Ağaç Ev'i hepimiz çok sevdik. Minderleri seriyoruz, battaniyelerimiz ile sıcacık sohbetler ediyoruz. Bugünkü konu epey ciddi.
İrem Can'a teşekkürlerimi sunuyorum, bu farkındalık içeren soru için. Lütfen konuşmak istediğiniz, yazarlara sormak istediğiniz soruları siz de yorumlarla bize ulaştırın. Belki haftaya sizin sorunuzu konuşuyor oluruz? :)
Bu haftanın sorusu:
Doğamız giderek tehlike sinyalleri veriyor. Küresel ısınma ve çevre kirliliği en had safhada. Bunlar için geri dönüşüm, sıfır atık, daha az tüketim hatta poşetlerin paralı olması gibi önlemler alınıyor. Siz bu konuda neler düşünüyorsunuz? Geleceğimiz için daha yaşanılır bir dünyayı nasıl sağlayabiliriz?
Konuyla ilgili düşüncelerim biraz çarpıcı gelebilir. Dinlediğim fikirler ve yorumlamalar ışığında ben de kendi çevreye duyarlılığımı geliştirdim.

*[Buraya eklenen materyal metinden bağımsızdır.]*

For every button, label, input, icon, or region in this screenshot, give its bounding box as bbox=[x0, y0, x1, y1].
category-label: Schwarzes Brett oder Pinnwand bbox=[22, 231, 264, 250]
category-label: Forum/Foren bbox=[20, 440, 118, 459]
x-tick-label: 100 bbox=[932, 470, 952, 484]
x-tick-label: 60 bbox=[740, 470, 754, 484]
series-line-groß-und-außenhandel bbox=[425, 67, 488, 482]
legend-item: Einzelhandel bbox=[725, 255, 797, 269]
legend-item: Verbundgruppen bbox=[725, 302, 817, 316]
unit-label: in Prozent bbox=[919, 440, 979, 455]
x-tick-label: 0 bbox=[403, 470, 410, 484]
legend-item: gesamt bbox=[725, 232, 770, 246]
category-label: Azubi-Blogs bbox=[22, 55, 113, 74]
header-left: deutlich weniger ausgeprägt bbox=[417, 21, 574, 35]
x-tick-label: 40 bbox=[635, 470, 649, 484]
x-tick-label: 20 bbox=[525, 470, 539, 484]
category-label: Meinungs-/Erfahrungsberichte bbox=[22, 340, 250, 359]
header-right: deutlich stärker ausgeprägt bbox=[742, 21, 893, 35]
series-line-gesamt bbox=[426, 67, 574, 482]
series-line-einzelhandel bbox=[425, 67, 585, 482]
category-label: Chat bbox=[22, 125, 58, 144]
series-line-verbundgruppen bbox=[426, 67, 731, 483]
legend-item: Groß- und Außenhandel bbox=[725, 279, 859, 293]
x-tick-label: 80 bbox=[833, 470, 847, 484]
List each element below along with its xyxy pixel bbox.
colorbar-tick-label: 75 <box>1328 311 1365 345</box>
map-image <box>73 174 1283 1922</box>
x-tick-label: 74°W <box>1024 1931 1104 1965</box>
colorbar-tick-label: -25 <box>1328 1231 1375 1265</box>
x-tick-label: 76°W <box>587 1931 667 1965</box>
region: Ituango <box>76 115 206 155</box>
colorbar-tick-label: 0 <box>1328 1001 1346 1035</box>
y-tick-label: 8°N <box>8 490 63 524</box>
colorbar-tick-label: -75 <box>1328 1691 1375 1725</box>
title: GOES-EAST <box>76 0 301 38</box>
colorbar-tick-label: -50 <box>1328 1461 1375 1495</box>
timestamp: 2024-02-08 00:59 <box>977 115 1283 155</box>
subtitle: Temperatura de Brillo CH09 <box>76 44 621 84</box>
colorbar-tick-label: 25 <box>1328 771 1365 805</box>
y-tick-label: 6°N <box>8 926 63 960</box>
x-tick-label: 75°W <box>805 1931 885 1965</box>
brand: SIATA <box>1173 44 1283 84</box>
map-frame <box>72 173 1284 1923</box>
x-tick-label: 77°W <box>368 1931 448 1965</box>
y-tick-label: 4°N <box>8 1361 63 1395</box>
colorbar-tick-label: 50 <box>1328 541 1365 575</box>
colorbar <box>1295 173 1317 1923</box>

Uyanışımın ilk yıllarında ciddi derecede efor sarfediyordum. Şehirden köye bile taşınmıştım. Tam o zamanlar bahçede kompost yapma girişimlerim vardı. Sonuçsuz kaldı. Poşet ve plastiği azaltmayı düşündüm. Onda da başarısız oldum. Kendi diş macunum, deodorantım, temizlik malzemelerimi kendim yapmaya çalıştım. Ondan da bir süre sonra caydım.
Alışık olduğum bir hayat, hazıra konuş, tüketim ve alternatif doğal ürünlerin pahalı olması etkenleri vardı. Bir anda değişim hiç de düşündüğüm gibi olmadı. Başarısızdım. Yapamıyordum. Dünyayı kirletmek, tüketmek istemiyordum ama bunun alternatifleri ne yazık ki kolay değildi.
Çevre mühendisi bir arkadaşımla bu "sıfır atık", "paralı poşet" gibi uygulamaları konuşuyorduk. Almanya seyahatimde gördüğüm "paralı poşet" ve "geri dönüşüm kutuları" beni etkilemişti. Keşke Türkiye'de de bunlar uygulansa diyordum. "Ne kadar cahiliz, geri kaldık." diyordum.
Lakin çevre mühendisi arkadaşım öyle düşünmüyordu. "Biz ne kadar poşet kullanmasak da her şeye dikkat etsek de, endüstri tesisleri sulara akıttığı kimyasallarla, havaya saldığı gazlar ile dünyayı öyle bir kirletiyor ki, onlar buna son vermeden bizim yaptığımız her şey sonuçsuz kalıyor." demişti. Onu o kadar saçma bulmuştum ki. Kavga edecektik neredeyse. "En azından herkes kendi yapabildiğini yapabilir." diyordum.
En çarpıcı söyleyeceğim şey ise şuan bu fikre katıldığımdır. Evet, "Endüstri tesisleri, fabrikalar kendilerini düzeltmedikçe bizim yaptığımız her şey yetersiz kalacaktır.". Eğer bu konuyu gerçekten kafaya takıyorsak, fabrikalarla, HES lerle mücadele etmeliyiz.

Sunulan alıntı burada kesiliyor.